Ketika sosok ayah mampu menjalankan peran untuk mencari nafkah, maka ketahanan pangan di rumah tangga akan lebih maksimal sehingga kebutuhan para ibu akan lebih baik pula.
Ray menambahkan, sejumlah perusahaan di luar negeri pun hanya memberikan jatah cuti melahirkan pada para ayah tidak mencapai lebih dari 30 hari.
"Ada perusahaan asing yang memberi suami cuti 2 minggu karena ada sharing role dan dukungan saat melahirkan. Tapi tidak perlu 40 hari karena nggak efektif. Penting jaga kestabilan ekonomi. Kalau suami tetap bisa melaksanakan fungsi cari nafkah akan bagus untuk rumah tangga," terangnya.
Kendati begitu, para suami juga tetap diberikan dukungan ilmu parenting yang seharusnya juga menjadi peran dari perusahaan di momen pasca melahirkan tersebut.
Menurut Ray, suami memiliki peran paling besar dibanding anggota keluarga lain sehingga harus memahami peran-perannya dalam mengasuh si kecil dan membantu ibu.
"Di modul konselor laktasi, ada support sistem.
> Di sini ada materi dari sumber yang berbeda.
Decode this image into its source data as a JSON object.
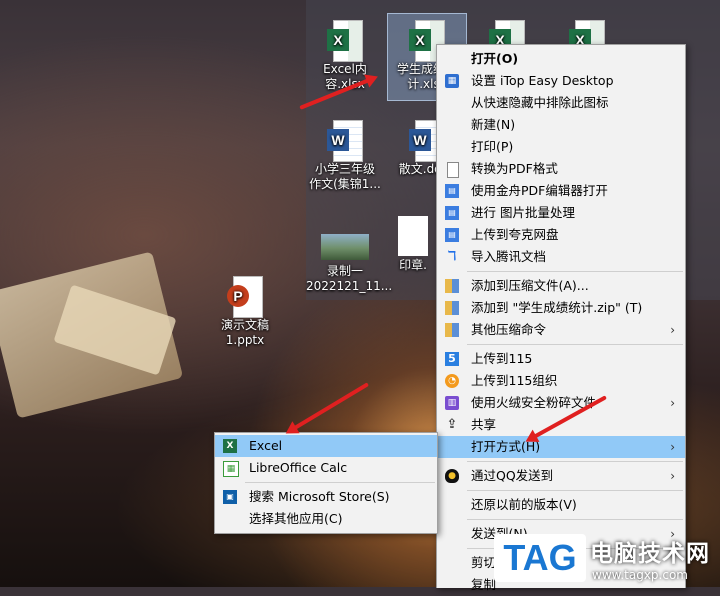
{
  "desktop": {
    "icons": [
      {
        "label": "Excel内容.xlsx",
        "type": "excel",
        "selected": false
      },
      {
        "label": "学生成绩统\n计.xlsx",
        "type": "excel",
        "selected": true
      },
      {
        "label": "",
        "type": "excel",
        "selected": false
      },
      {
        "label": "",
        "type": "excel",
        "selected": false
      },
      {
        "label": "小学三年级\n作文(集锦1...",
        "type": "word",
        "selected": false
      },
      {
        "label": "散文.docx",
        "type": "word",
        "selected": false
      },
      {
        "label": "录制一\n2022121_11...",
        "type": "video",
        "selected": false
      },
      {
        "label": "印章.",
        "type": "doc",
        "selected": false
      },
      {
        "label": "演示文稿\n1.pptx",
        "type": "ppt",
        "selected": false
      }
    ]
  },
  "context_menu": {
    "items": [
      {
        "label": "打开(O)",
        "icon": "",
        "bold": true
      },
      {
        "label": "设置 iTop Easy Desktop",
        "icon": "itop-grid-icon"
      },
      {
        "label": "从快速隐藏中排除此图标",
        "icon": ""
      },
      {
        "label": "新建(N)",
        "icon": ""
      },
      {
        "label": "打印(P)",
        "icon": ""
      },
      {
        "label": "转换为PDF格式",
        "icon": "document-icon"
      },
      {
        "label": "使用金舟PDF编辑器打开",
        "icon": "pdf-editor-icon"
      },
      {
        "label": "进行 图片批量处理",
        "icon": "image-batch-icon"
      },
      {
        "label": "上传到夸克网盘",
        "icon": "cloud-upload-icon"
      },
      {
        "label": "导入腾讯文档",
        "icon": "tencent-docs-icon"
      },
      {
        "label": "添加到压缩文件(A)...",
        "icon": "archive-icon"
      },
      {
        "label": "添加到 \"学生成绩统计.zip\" (T)",
        "icon": "archive-icon"
      },
      {
        "label": "其他压缩命令",
        "icon": "archive-icon",
        "submenu": true
      },
      {
        "label": "上传到115",
        "icon": "upload-115-icon"
      },
      {
        "label": "上传到115组织",
        "icon": "upload-115-org-icon"
      },
      {
        "label": "使用火绒安全粉碎文件",
        "icon": "shredder-icon",
        "submenu": true
      },
      {
        "label": "共享",
        "icon": "share-icon"
      },
      {
        "label": "打开方式(H)",
        "icon": "",
        "submenu": true,
        "highlighted": true
      },
      {
        "label": "通过QQ发送到",
        "icon": "qq-icon",
        "submenu": true
      },
      {
        "label": "还原以前的版本(V)",
        "icon": ""
      },
      {
        "label": "发送到(N)",
        "icon": "",
        "submenu": true
      },
      {
        "label": "剪切",
        "icon": ""
      },
      {
        "label": "复制",
        "icon": ""
      }
    ],
    "arrow": "›"
  },
  "open_with_menu": {
    "items": [
      {
        "label": "Excel",
        "icon": "excel-icon",
        "highlighted": true
      },
      {
        "label": "LibreOffice Calc",
        "icon": "libreoffice-calc-icon"
      },
      {
        "label": "搜索 Microsoft Store(S)",
        "icon": "microsoft-store-icon"
      },
      {
        "label": "选择其他应用(C)",
        "icon": ""
      }
    ]
  },
  "watermark": {
    "tag": "TAG",
    "title": "电脑技术网",
    "url": "www.tagxp.com"
  },
  "colors": {
    "highlight": "#91c9f7",
    "annotation_arrow": "#e02020",
    "watermark_blue": "#1a77d2"
  }
}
Dukungan terbesar itu dari suami, 94 persen. Kedua ibu dari ibunya 80 persen. Di modul konselor, ada support sistem yang beri dukungan edukasi sampai 94 persen terbukti efektif. Artinya, perempuan tidak dapat dukungan suami, 94 persen akan potensi gagal asi eksklusif," tandasnya.
Modul konselor ini, kata Ray, juga menjadi jawaban paling mudah bagi perusahaan yang belum menerapkan cuti melahirkan 6 bulan. Terbukti, berkali-kali lipat lebih efektif memberi ASI ekslusif pada ibu yang diberikan edukasi mengenai ASI dan parenting pascapersalinan.
"Perusahaan yang menerapkan model promosi laktasi, 26 kali lebih efektif tingkatkan keberhasilan ASI ekslusif dan performa kerja. Tapi, cuti 6 bulan melahirkan lebih efektif dan cost lebih rendah. Jika belum bisa menerapkannya, dan masih memberi cuti 3 bulan, artinya harus ada promosi laktasi ini pada para ibu di tempat kerjanya," tandasnya.
Ray menambahkan bahwa RUU KIA seharusnya memang diiringi dengan kajian health-ekonomi atau kesehatan-ekonomi untuk benar-benar memberikan tujuan yang tepat.
Sebab, tak sedikit perusahaan yang justru merasa dirugikan dengan kebijakan ini karena menganggap dapat mengambil banyak pengeluaran tanpa efektivitas kerja yang nyata.
Faktanya, negara-negara lain sudah menganut cuti melahirkan 6 bulan untuk memberi ASI Eksklusif sehingga manfaatnya terasa pada anak serta ibu itu sendiri.
"Ketahanan pangan jauh lebih mapan kalau, salah satunya, persentase (sukses) ASI ekslusif, naik. Karena statis kesehatan kelaurga naik, terutama ibu. ASI ekslusif bukan hanya ke anak tapi juga ke ibu. Fisik lebih bagus dan nggak gampang stres, penyakit tidak menular jangka panjangnya lebih rendah pada ibu dan anak. Potensi memiliki penyakit keganasan lebih rendah," ujarnya
Penelitian Basrowi dkk buruh perempuan hanya 19 persen yang berhasil ASI eksklusif, berpotensi stress post partum yang berlanjut dan adanya gangguan hormonal.
Penelitian Basrowi dkk menunjukkan pekerja perempuan 2 kali lebih besar mengalami gangguan menstruasi karena faktor pekerjaan (occupational hazards) terutama setelah kembali dari cuti melahirkan 3 bulan.
"Keuntungannya Cuti Melahirkan 6 bulan apa saja? Kualitas menstruasi baik, maka kualitas kesehatan lebih baik. Stres postpartum lebih kecil, karena hormon oksitosin dihasilkan dari ASI. Kebugaran ibu yang beri ASI 6 bulan, begitu kerja lagi lebih fit karena ASI ekslusif itu weight management yang bagus," imbuhnya.